Het vrolijke gemak waarmee Max het huis binnen dendert: ‘Hallo oma Chawwa’. Recht mijn armen in. Zeg ik verbaasd : ‘Dat je nog weet wie ik ben.’ Hij is opeens zo veel groter, het babyachtige is er met zijn geknipte haren verdwenen. Een kleine man is hij nu. ‘Oma Chawwa’, zegt hij op een toon die niet mis te verstaan is. Hij weet alles. Zelfverzekerd banjert hij door het huis. Als ik hem vraag om iets te halen gaat hij met zwaaiende elleboogjes op weg. Dat zal hij wel even fixen. Om op te eten zo grappig.
Twee jaar is hij en leeft in goddelijke onschuld. Toch als iets kapot is vraagt hij: ‘Max hedaan?’ Meestal is dat niet zo. Dan antwoorden wij: ‘Nee schat, dat heb jij niet gedaan hoor.’ Dan kan hij weer vrolijk verder gaan met zachte liedjes zingen. Maar soms is hij wel stout. Kruipt op de traplift en probeert ermee naar boven te gaan. Hij weet precies hoe het moet. Oeijoeijoei.
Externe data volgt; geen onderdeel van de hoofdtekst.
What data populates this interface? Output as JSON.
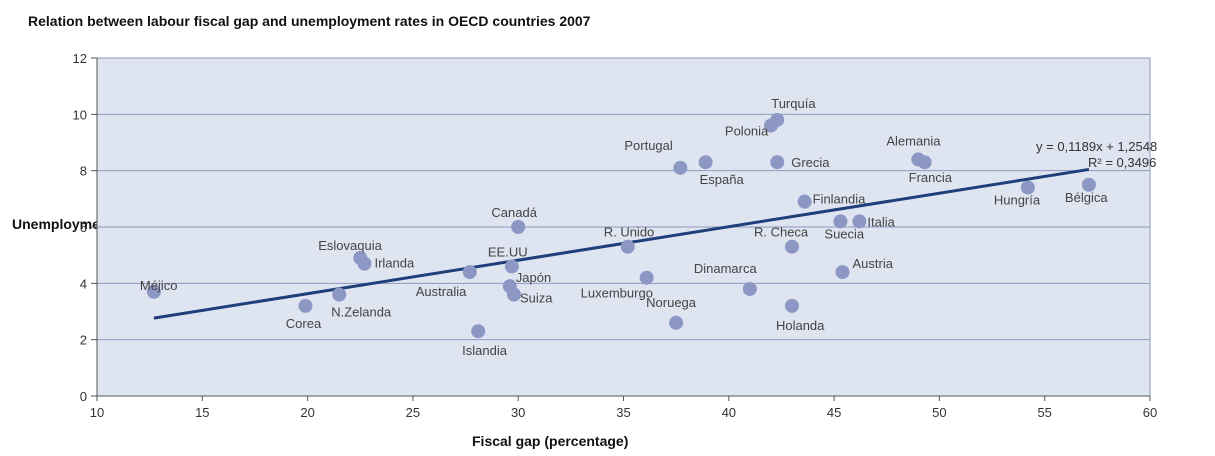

Mamma Jorien schiet naar boven en vangt het stoute jongetje. ‘Dat mag niet, dat weet je, het is gevaarlijk.’ Haar geschrokken stem doet het goed. Max is nu ook geschrokken.
Moeders zien in hun geestesoog hun engeltjes van van alles afstorten en hun lieve nekjes breken. Ik heb dat als ik in bed kruip en bedenk welk onheil mijn kinderen en hun kinderen en mijn geliefde kunnen overkomen. Lange rampenlijsten geven voeding aan mijn bange dromen. Maar in de wakkere wereld laat ik kinderen proberen wat ze kunnen en ik kijk niet op een paar blauwe plekken. Hooguit geef ik advies. En leg uit wat de gevaren zijn. Of vertel waarom ik iets een slecht plan vind. Dat is ook veel werk.
Vroeger vertelde ik de kinderen dat ze mijn hand moesten vasthouden met oversteken omdat ik het zelf griezelig vond. Wat waar was. Want zelfs nu vind ik dat eigenlijk nog niet leuk. Ik hou mijn eigenhand dan maar vast. Hoewel ik dat op de scootmobiel niet kan doen want als je loslaat sta je stil. Remmen? Dat kan dat ding niet. Maar samen met Max is het heel leuk om voorzichtig (dat wel) door de stad te suizen. Hij mag toeteren. En als de mensen hem zien worden ze niet op mij boos. ‘Jullie zijn een gevaar’, riep iemand me laatst woedend toe. Ja jullie. Jullie hebben het altijd gedaan. Vooral als je zelf niet op of omkijkt. Jullie buitenlanders, jullie joden, jullie ouderen op jullie hinderlijke scootmobielen. Jullie. Nou en of. Wij zijn er! Oud, lelijk en lastig. En met velen op hordes scootmobielen. Wie zei hier: ‘Lekker puh?’ Wij zijn het grijze gevaar.
Na de eerste nacht wordt Max wakker. Hij zit rechtop in zijn bedje en roept: ‘Ik ben wakker’. Na de tweede nacht roept hij: ‘Omachawwa, ik ben wakker.’ Hij weet nu dat ik kom want dan kunnen zijn ouders uitslapen. Wordt hij midden in de nacht wakker, merk ik dat hij koude voetjes heeft en neem hem mee naar mijn bed om weer warm te worden omdat hij alle dekens het bed uitgesmeten heeft. Tja. Als hij weer warm is ga ik zijn bedje weer opmaken en breng hem terug. Half slapend trekt hij zelf aan het koortje van het muziekdoosje en geeft geen kik meer. Truste Maxje. Wat een schat.
Maar pas op, verstoor zijn ritme niet. Als je hem ’s middag te laat in zijn bedje legt is hij als een kip van de leg af. ‘Nee’, roept hij, ‘Nee, niet slapen’. En hij gaat het ook niet doen. Gooit zijn luier uit plast in het bedje en slaapt inderdaad niet. Tja. Hij had het toch gezegd. Laat in de middag na veel leuk gespeel, valt hij in slaap in de auto en tukt lekker door op de bank. Eten Max? Nee. En als ze dan naar huis gaan die zondag, is hij de hele weg lang lekker wakker. En thuisgekomen lust hij wel wat. Een boterham voor Maxje. Terecht natuurlijk. De boef. Hoop dat hij vlug weer komt… Kan ik me weer verbazen over hoe snel kindjes groeien.